There’s just something magical about seeing rainbows. It’s even more magical being able to capture these rainbows perfectly in photos. The problem is that photographing rainbows can be a challenging thing to accomplish, especially if you are a novice photographer. This article will help you get those stellar rainbow shots that you want to capture.
The most difficult part of photographing rainbows is actually being in the right place when they appear. Unlike any other weather conditions, it is incredibly difficult to plan a shoot to capture rainbows. You have to either get lucky when you are at a location or keep going out in the right conditions in the hope of one appearing.
Natural rainbows typically only occur if moisture in the air and the sun or moon are at a 42-degree angle to the viewer. This means that you will likely be taking these images in cloudy, rainy or potentially in thunderstorm conditions. So if you are specifically looking to get a rainbow photograph, these are the weather conditions that you need to be looking for.
When the conditions are right, you can find a spot and hope that the sun shines through there and creates a rainbow. Or, you could drive around and see if you can find one. Remember that you will be looking in the opposite direction of the sun for rainbows.
Another essential thing to remember is that you will likely be taking photographs in wet weather conditions. This can be hazardous to your photography equipment, especially if they are not adequately weather-sealed. You can use protective options such as covers, which will help protect your gear while you take photos in wet conditions.
Type of lens to use
Full rainbows or multiple rainbow situations can span a great distance, which is why you’ll need a wide-angle lens if you want to capture the entire rainbow (even then you may not be able to). If you use a 24mm lens with a full-frame camera, this may get the entire rainbow, but not a double or other multiple rainbow scenes. A 16-35mm lens will give a wider view but you can also shoot multiple shots and stitch them together as a panoramic. You shouldn’t need a telephoto lens unless you want to capture a specific part of the rainbow.
Once you select the lens you want to use, it’s vital to get your ideal aperture.

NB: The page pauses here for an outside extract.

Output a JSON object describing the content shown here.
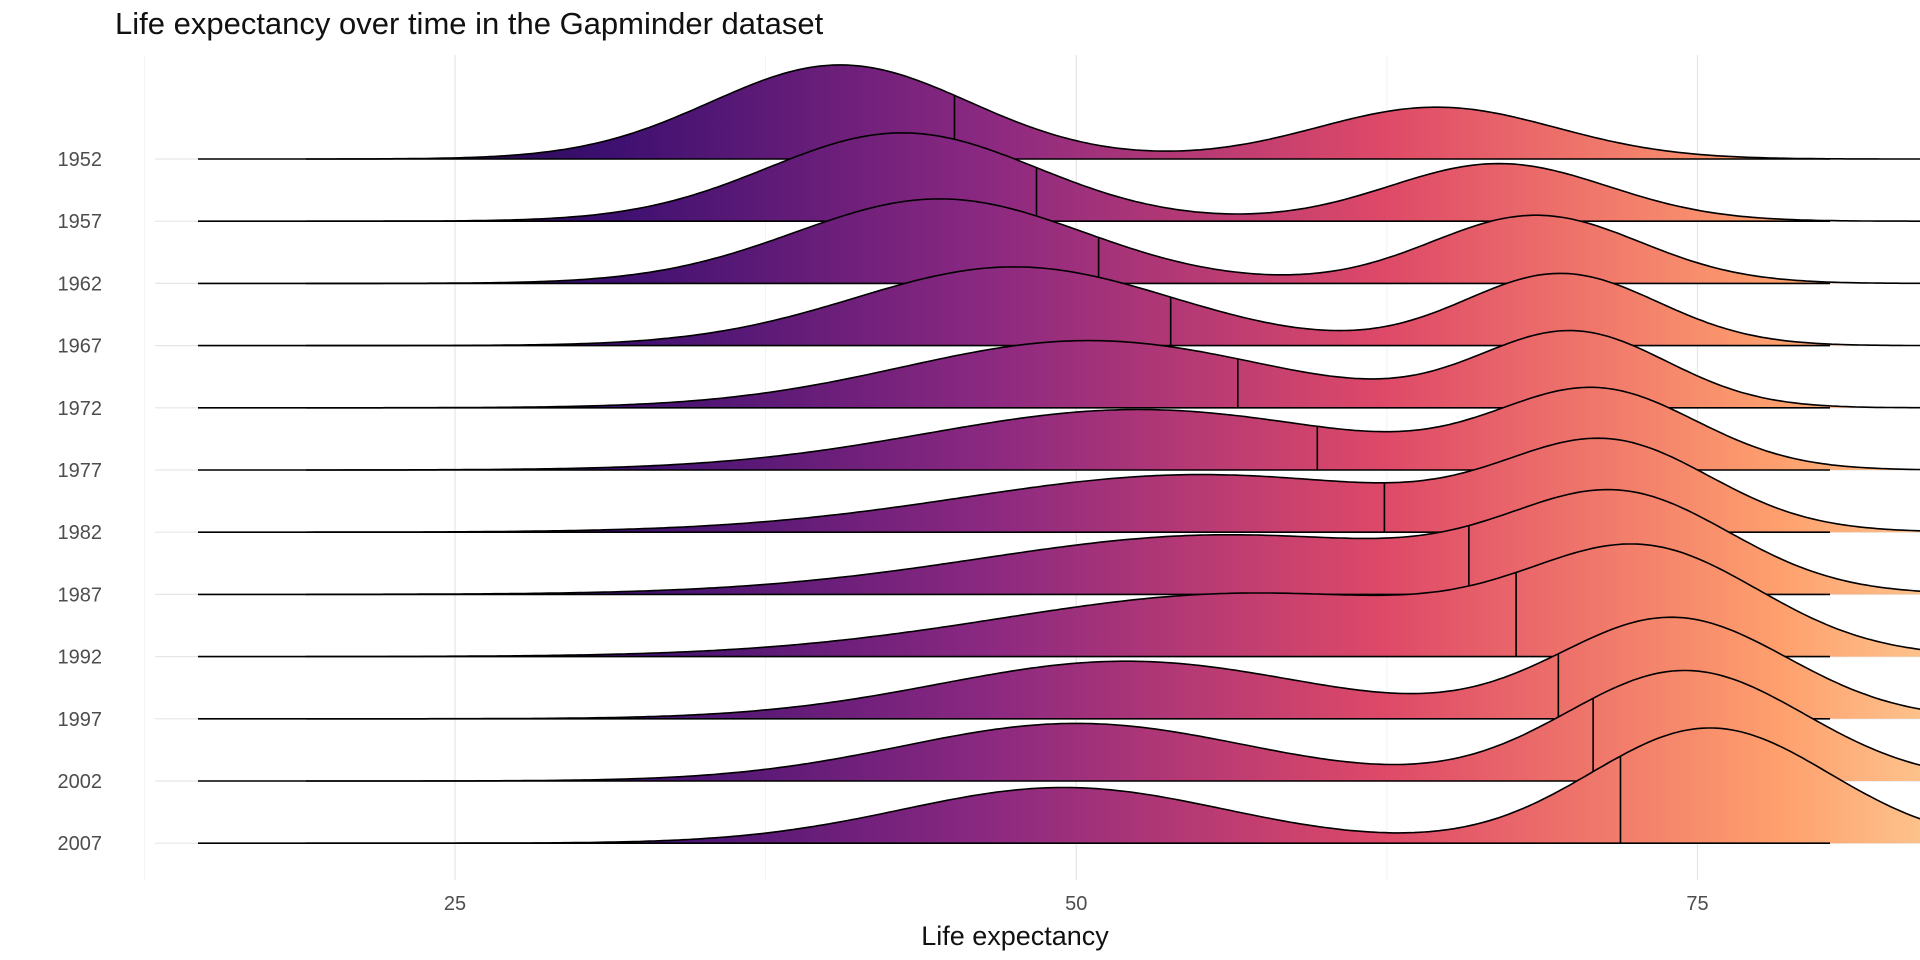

Most lenses work best at midrange f/stops of between f/5.6 and f/11. Because generally, your rainbow shots will be landscapes you’ll probably need to be more around the f/8 to f/11 aperture. You could use a smaller aperture, such as an f/22, but this could impact the image’s sharpness. Personally, I don’t ever go smaller than f/16 for my shots.
You obviously can’t change the background for these photos, but you can optimize it. Find a place where the backdrop makes the rainbow stand out more in the images. For example, dark and stormy clouds can really help the colours of a rainbow pop out. The background should be as uncluttered as possible and even some darker elements to make the rainbow stand out more. You may have to move around slightly and try several different angles until you can get the best shot possible.
The foreground is another important consideration in your photographs. Your foreground can help by adding more visual interest to the photos while highlighting the stunning rainbow. It’s essential to make sure there isn’t anything in the foreground that will distract from the rainbow, as the foreground should be a subtle way to add more interest to the photograph. You can also use elements in the foreground as leading lines to help the viewer navigate to the rainbow in the background.
One of the toughest parts of photographing rainbows is that you won’t have ample time to compose and take your shot. In fact, on occasions, I have found them appearing and disappearing in a matter a couple of minutes. So you have to work fast and be ready to act quickly. With experience and practice, you will become more efficient in seeing the composition and taking shots quickly. But if you are a beginner, my biggest advice for photographing rainbows is to just go with your gut feeling and shoot away. There is no point spending time composing the perfect shot only for the rainbow to disappear.
A polarizing filter is an excellent tool to use for your rainbow photographs. It helps bring out levels of contrast, colour saturation, and limit reflections. All of these will help make the rainbow stand out more. Just be careful because if you make a mistake using this filter, you may actually make the rainbow disappear as it will block the reflections that light makes. Keep checking the sky visually in the viewfinder and you image on the LCD screen to see how much you need to adjust for your image.
Using a tripod
Whenever you take landscaping shots, it’s essential that you keep the camera as still as you possibly can. Because often you will be working with a smaller aperture and in low light. So a tripod is the only way to ensure you keep your ISO low and capture the best image possible. Rainbows are the same as often the light will be lower because of clouds covering the sky. Using a polarizing filter will also darken the shot further. So if you have a tripod and more importantly have the time to set it up, then do so!
With some practice, you can capture majestic images of rainbows. It won’t always go as planned and you’ll have to be patient to wait for the right conditions. But with a bit of planning and some luck, you may just end up with stunning one of a kind shots that you’ll be proud of.